Walter Travis, a fellow trailblazing amateur, specialized in green surfaces; his legendary putting skill inspired him to create greens like hot springs, which boiled with bubbling breaks. No. 16 is a different animal than No. 12 at Augusta—it is defined not by the hazard in front but by the water ahead, the thin green making a comebacker almost as hazardous. A professional test from an amateur legend.
No. 17: Hollywood Golf Club Deal, NJ 224 yards, Par 3 Walter Travis (1917) Nominated by Ben D.
Same designer, same par, different beast. This long-legged Travis one-shotter coils like a tiger to Columbia’s tabby, with a spine arched prominently in defense and 200 yards of turf between you and the 11 sandy stripes decorating its sides. Brian Schneider restored those bunkers during a 2021 project, bringing back both the hole’s character and snarl. Take a loss here and walk the visitor’s tunnel, another Schneider restoration, back to the locker room.

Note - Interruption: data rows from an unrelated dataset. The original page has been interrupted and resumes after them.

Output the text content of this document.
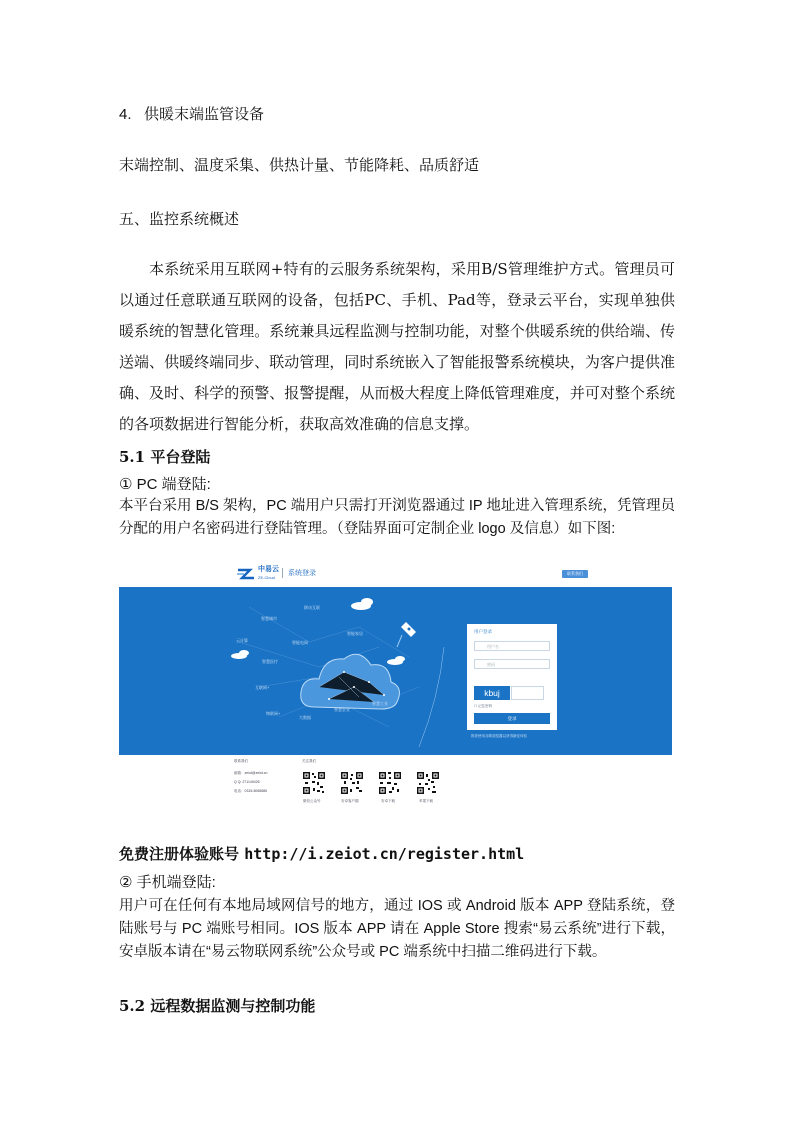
4. 供暖末端监管设备
末端控制、温度采集、供热计量、节能降耗、品质舒适
五、监控系统概述
本系统采用互联网+特有的云服务系统架构，采用B/S管理维护方式。管理员可以通过任意联通互联网的设备，包括PC、手机、Pad等，登录云平台，实现单独供暖系统的智慧化管理。系统兼具远程监测与控制功能，对整个供暖系统的供给端、传送端、供暖终端同步、联动管理，同时系统嵌入了智能报警系统模块，为客户提供准确、及时、科学的预警、报警提醒，从而极大程度上降低管理难度，并可对整个系统的各项数据进行智能分析，获取高效准确的信息支撑。
5.1 平台登陆
① PC 端登陆:
本平台采用 B/S 架构，PC 端用户只需打开浏览器通过 IP 地址进入管理系统，凭管理员分配的用户名密码进行登陆管理。（登陆界面可定制企业 logo 及信息）如下图:
中易云
ZE-Cloud
系统登录	联系我们
移动互联
智慧城市
智能家居
云计算	智能电网
智慧医疗
互联网+
物联网+
大数据
智慧农业
智慧工业
用户登录
用户名
密码
kbuj
☐ 记住密码
登录
推荐使用谷歌浏览器以获得最佳体验
联系我们
邮箱：zeiot@zeiot.cn
Q Q: 271149426
电话：0315-5065686
关注我们
微信公众号	安卓客户端	安卓下载	苹果下载
免费注册体验账号 http://i.zeiot.cn/register.html
② 手机端登陆:
用户可在任何有本地局域网信号的地方，通过 IOS 或 Android 版本 APP 登陆系统，登陆账号与 PC 端账号相同。IOS 版本 APP 请在 Apple Store 搜索“易云系统”进行下载，安卓版本请在“易云物联网系统”公众号或 PC 端系统中扫描二维码进行下载。
5.2 远程数据监测与控制功能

Or maybe to the 18th tee, if you’re still with us.
No. 18: Pebble Beach Golf Links Pebble Beach, CA 541 yards, Par 5 Jack Neville (1919), Hebert Fowler (1921), Chandler Egan (1929) Nominated by Jason B.
After opening on the Atlantic, it only feels right that we conclude on the Pacific. Just as with our opening tee shot at Machrihanish, we play across the surf crashing on the coast like the roars of a major gallery, and we tip our hats to the real audience (or at the very least the gulls circling above) after pulling the last putt from the cup.
Prior to this point, we have hit poor shots, made bad reads and taken winding paths back and forth across the fairways of the 2024 BTS Composite. But none of us regret where we ended up.
If an official committee were to somehow play and rule on this golf course, they would return with something like a 78.1 rating and a slope in the low 150s. Forced carries, blind shots, tabletop greens and myriad hazards make the 2024 Composite Course the toothiest yet. Thanks and kudos to BTS member Stu Stagg for designing the scorecard and a detailed routing map.